Files.com includes the Group Admin feature, providing added flexibility by delegating user creation within a group to select users. Group Admins can create new users who become members of their group, but only site administrators can remove users from a group or control who is a Group Admin.

Group Membership Reporting

The web interface includes a Group Matrix display to clarify the structure of your groups and the members in those groups. The Group Matrix shows all the members on your system and their associated groups. You can filter the Group Matrix to show only select groups.

The Membership Report shows which users are are in which in your site, and whether they are Group Admins for the group. Just like the Group Matrix display, the Membership Report can only be accessed through the web interface by a Site Administrator or Read-only Admin. The Membership Report produces a CSV file for easy text-based analysis by another system.

Manage All Folder Permissions via Groups

To ensure consistency in how your site applies folder permissions to users, site administrators can manage all folder permissions via groups, and not to individual users.

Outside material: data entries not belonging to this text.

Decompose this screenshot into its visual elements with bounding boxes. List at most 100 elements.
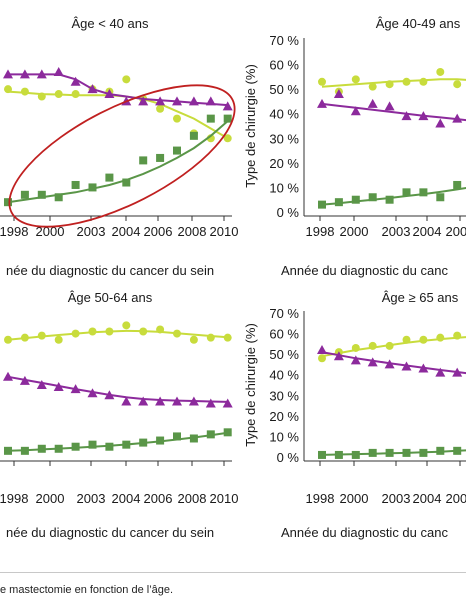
y-tick-label: 0 %: [277, 450, 300, 465]
data-point-circle: [385, 80, 394, 89]
x-tick-label: 2004: [413, 491, 442, 506]
data-point-triangle: [205, 398, 216, 408]
data-point-triangle: [70, 76, 81, 86]
data-point-triangle: [53, 66, 64, 76]
data-point-square: [453, 446, 462, 455]
y-tick-label: 10 %: [269, 180, 299, 195]
data-point-circle: [368, 82, 377, 91]
data-point-triangle: [138, 396, 149, 406]
data-point-triangle: [418, 363, 429, 373]
data-point-triangle: [70, 384, 81, 394]
data-point-triangle: [401, 361, 412, 371]
data-point-triangle: [104, 89, 115, 99]
x-tick-label: 2004: [413, 224, 442, 239]
chart-panel-2: Âge 40-49 ans 70 % 60 % 50 % 40 % 30 % 20 % 10 …: [243, 16, 466, 278]
trend-line: [321, 351, 466, 375]
data-point-circle: [4, 335, 12, 344]
x-tick-label: 2000: [36, 224, 65, 239]
figure-caption: e mastectomie en fonction de l’âge.: [0, 584, 174, 596]
data-point-square: [351, 195, 360, 204]
data-point-square: [223, 428, 232, 437]
series-purple-triangle: [317, 89, 466, 128]
data-point-triangle: [317, 345, 327, 355]
data-point-circle: [37, 92, 46, 101]
data-point-triangle: [3, 69, 13, 79]
data-point-triangle: [19, 375, 30, 385]
x-tick-label: 2006: [446, 224, 466, 239]
data-point-circle: [402, 77, 411, 86]
x-tick-label: 1998: [306, 491, 335, 506]
x-axis-label: Année du diagnostic du canc: [281, 525, 448, 540]
data-point-square: [139, 438, 148, 447]
data-point-triangle: [36, 380, 47, 389]
y-tick-label: 30 %: [269, 131, 299, 146]
data-point-triangle: [350, 106, 361, 116]
data-point-circle: [139, 327, 148, 336]
data-point-triangle: [188, 96, 199, 106]
data-point-square: [351, 450, 360, 459]
data-point-square: [54, 444, 63, 453]
data-point-circle: [37, 331, 46, 340]
x-axis-label: née du diagnostic du cancer du sein: [6, 525, 214, 540]
series-green-square: [318, 180, 466, 209]
chart-panel-3: Âge 50-64 ans 1998 2000 2003 2004 2006 2008 201…: [0, 290, 238, 540]
series-green-square: [4, 428, 232, 455]
y-tick-label: 40 %: [269, 368, 299, 383]
y-tick-label: 30 %: [269, 388, 299, 403]
x-tick-label: 2000: [340, 224, 369, 239]
data-point-square: [122, 440, 131, 449]
data-point-triangle: [222, 398, 233, 408]
data-point-square: [189, 434, 198, 443]
y-tick-label: 60 %: [269, 327, 299, 342]
data-point-square: [88, 440, 97, 449]
data-point-triangle: [87, 388, 98, 398]
x-tick-label: 2000: [340, 491, 369, 506]
data-point-triangle: [418, 111, 429, 121]
data-point-circle: [54, 335, 63, 344]
panel-title: Âge ≥ 65 ans: [382, 290, 459, 305]
x-tick-label: 2003: [77, 491, 106, 506]
data-point-triangle: [333, 351, 344, 361]
data-point-square: [368, 193, 377, 202]
y-tick-label: 50 %: [269, 82, 299, 97]
data-point-square: [436, 446, 445, 455]
data-point-triangle: [138, 96, 149, 106]
data-point-square: [402, 448, 411, 457]
data-point-circle: [318, 354, 326, 363]
data-point-square: [318, 200, 326, 209]
data-point-square: [385, 448, 394, 457]
x-tick-label: 2004: [112, 491, 141, 506]
data-point-square: [368, 448, 377, 457]
data-point-circle: [122, 321, 131, 330]
data-point-circle: [20, 333, 29, 342]
data-point-triangle: [155, 396, 166, 406]
y-tick-label: 10 %: [269, 429, 299, 444]
data-point-triangle: [172, 96, 182, 106]
data-point-square: [71, 180, 80, 189]
data-point-triangle: [452, 367, 463, 377]
data-point-circle: [71, 329, 80, 338]
data-point-square: [334, 450, 343, 459]
data-point-circle: [105, 327, 114, 336]
data-point-circle: [88, 327, 97, 336]
data-point-square: [173, 432, 181, 441]
y-tick-label: 20 %: [269, 156, 299, 171]
data-point-triangle: [87, 84, 98, 94]
panel-title: Âge 40-49 ans: [376, 16, 461, 31]
chart-panel-4: Âge ≥ 65 ans 70 % 60 % 50 % 40 % 30 % 20 % 10 %…: [243, 290, 466, 540]
series-green-square: [4, 114, 232, 207]
y-tick-label: 70 %: [269, 306, 299, 321]
y-tick-label: 50 %: [269, 347, 299, 362]
data-point-circle: [54, 90, 63, 99]
data-point-circle: [20, 87, 29, 96]
x-tick-label: 2003: [382, 491, 411, 506]
data-point-triangle: [205, 96, 216, 106]
data-point-square: [156, 436, 165, 445]
data-point-square: [173, 146, 181, 155]
x-tick-label: 2006: [446, 491, 466, 506]
data-point-square: [105, 173, 114, 182]
data-point-triangle: [384, 101, 395, 111]
data-point-square: [20, 446, 29, 455]
y-tick-label: 0 %: [277, 205, 300, 220]
x-tick-label: 2006: [144, 491, 173, 506]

With this feature enabled, you can ensure that a group permission framework is followed, and no one - whether accidentally or purposely - grants users individual permissions.

This setting requires the Power or Premier plan.

Enabling this setting will not remove folder permissions previously granted to individual users.

If this feature is enabled, users will not automatically receive access permissions to folders, including those created automatically. You will need to assign the appropriate permissions to each folder and user separately.

Manage Protocol Access

Protocol access such as SFTP, FTP, WebDAV, Web, Desktop Access, and API access can be managed at the group level. Managing protocol access at the group level ensures proper assignment, management, and auditing of protocol permissions for your internal and external users, especially when managing a large number of users using groups.

When the setting Protocol access can be managed at group only setting is enabled, users with existing protocol access can have theirs removed, but any new users will have their protocol access set by their associated groups.

All existing and new groups have permissions set to 'Disallowed' for all protocols by default. Before switching to the setting Protocol access can be managed at group only, ensure that protocol access is enabled for the appropriate groups. Once this setting is saved, users must belong to a group with access to connect.

Site Administrators are always allowed to access Web, Desktop Access, and API regardless of the permissions set at the group or user level.

IP Whitelisting

Whitelisting of specific IP addresses or IP ranges can be managed via groups. This allows you to specify the IP addresses that group members are permitted to connect from to your Files.com site. This feature is particularly useful when using separate groups for internal and external users or when organizing groups based on user's geographical locations.

Only connections made from the listed IP addresses or ranges will be permitted; all other connections will be denied. You can utilize this list to restrict connectivity to specific network locations, such as allowing connections only from your VPN or office locations.

Note that IP whitelisting restrictions can also be applied at the site level or for individual users. If you are also restricting IP addresses per user or via the sitewide IP whitelist, users with addresses that exist in either list will be allowed to log in.

Role-Based Access Control (RBAC) with Files.com

Customers can use Groups in Files.com to implement RBAC with Files.com. If you determine the permissions and map them to the necessary roles in your organization and users, Groups can be created to reflect the roles and the associated permissions.

Additionally, if you are using an external identity/SSO solution (IdP) to manage the LDAP or ActiveDirectory of your users, Files.com can also integrate to many IdPs where the Groups will be synchronized between Files.com and the external IdP solution. Please refer to the SSO documentation for further information.